Equitable climate mitigation planning
Ivan Moreno, strategic communications manager at the Natural Resources Defense Council (NRDC), an international nonprofit environmental advocacy group, said preparing for climate mitigation in a way that is equitable is a huge issue in the United States and around the globe. He lamented that a lot of politicians have learned to weave equity and inclusion into their rhetoric and promises, but “when the rubber hits the road, equity and inclusion don’t actually make it into the plans when they are executed.”
The NRDC, backed with Bloomberg Philanthropies’ American Cities Climate Challenge funding, has workers in several cities supporting climate planning.
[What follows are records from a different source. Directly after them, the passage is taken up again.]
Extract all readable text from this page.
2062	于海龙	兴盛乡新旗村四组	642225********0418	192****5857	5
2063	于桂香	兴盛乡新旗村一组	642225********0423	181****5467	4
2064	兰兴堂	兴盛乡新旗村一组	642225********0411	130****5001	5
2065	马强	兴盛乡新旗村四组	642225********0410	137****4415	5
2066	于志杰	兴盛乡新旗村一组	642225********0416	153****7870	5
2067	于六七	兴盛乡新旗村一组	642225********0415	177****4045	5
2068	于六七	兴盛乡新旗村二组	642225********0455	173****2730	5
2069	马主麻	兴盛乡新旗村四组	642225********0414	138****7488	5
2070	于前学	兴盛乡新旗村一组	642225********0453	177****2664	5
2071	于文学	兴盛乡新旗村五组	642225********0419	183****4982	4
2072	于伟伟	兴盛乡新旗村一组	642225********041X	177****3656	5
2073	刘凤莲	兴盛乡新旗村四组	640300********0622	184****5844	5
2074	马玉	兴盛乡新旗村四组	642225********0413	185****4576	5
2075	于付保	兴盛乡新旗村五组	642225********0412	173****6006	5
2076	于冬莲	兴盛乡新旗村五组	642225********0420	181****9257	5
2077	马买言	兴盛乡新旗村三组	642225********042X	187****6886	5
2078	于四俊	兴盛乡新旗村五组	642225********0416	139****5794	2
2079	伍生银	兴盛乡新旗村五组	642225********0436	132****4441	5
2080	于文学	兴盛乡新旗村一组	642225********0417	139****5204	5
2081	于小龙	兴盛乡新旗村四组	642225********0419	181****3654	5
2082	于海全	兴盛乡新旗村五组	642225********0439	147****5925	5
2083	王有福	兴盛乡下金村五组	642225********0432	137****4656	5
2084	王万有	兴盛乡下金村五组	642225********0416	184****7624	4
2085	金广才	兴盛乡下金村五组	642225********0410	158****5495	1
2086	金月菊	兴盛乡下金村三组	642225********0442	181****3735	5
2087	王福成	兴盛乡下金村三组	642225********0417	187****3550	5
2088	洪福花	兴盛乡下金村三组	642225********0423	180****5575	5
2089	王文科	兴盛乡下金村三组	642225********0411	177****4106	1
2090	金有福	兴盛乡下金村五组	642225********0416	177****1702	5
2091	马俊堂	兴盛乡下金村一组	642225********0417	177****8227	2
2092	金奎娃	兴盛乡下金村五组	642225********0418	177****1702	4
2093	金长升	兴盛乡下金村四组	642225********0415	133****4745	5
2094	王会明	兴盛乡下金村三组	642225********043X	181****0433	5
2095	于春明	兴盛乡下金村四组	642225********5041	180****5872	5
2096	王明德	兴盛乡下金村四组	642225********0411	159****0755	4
“Solutions include more public transportation, more bikes, more energy efficiency programs that target low-income families,” Moreno said, noting that fossil-fuel-powered, single-vehicle transportation is a big contributor to carbon pollution.
“Zoning laws have been used to create more segregation,” Moreno said, noting that many polluting factories are in communities of color and that highways almost always cut through low-income and marginalized communities — robbing wealth and creating noise and emissions from heavy traffic. “Now many mayors’ solution to reinvestment is to recruit more factories or giant distribution warehouses to underinvested communities. It’s very easy to locate a dirty industry or giant warehouse in a community.”
Moreno noted that many marginalized communities oppose these mega developments, even if it comes with the promise of some jobs. He noted that a giant warehouse with acres of truck parking destroys the fabric of the neighborhood. Once a giant compound is introduced, it’s impossible to repair the small-scale fabric of the neighborhood.
Moreno said sustainability and resiliency goals are better met with incremental improvements that support neglected communities. These would include community kitchens, indoor farming and small-business incubators — woven in with green infrastructure.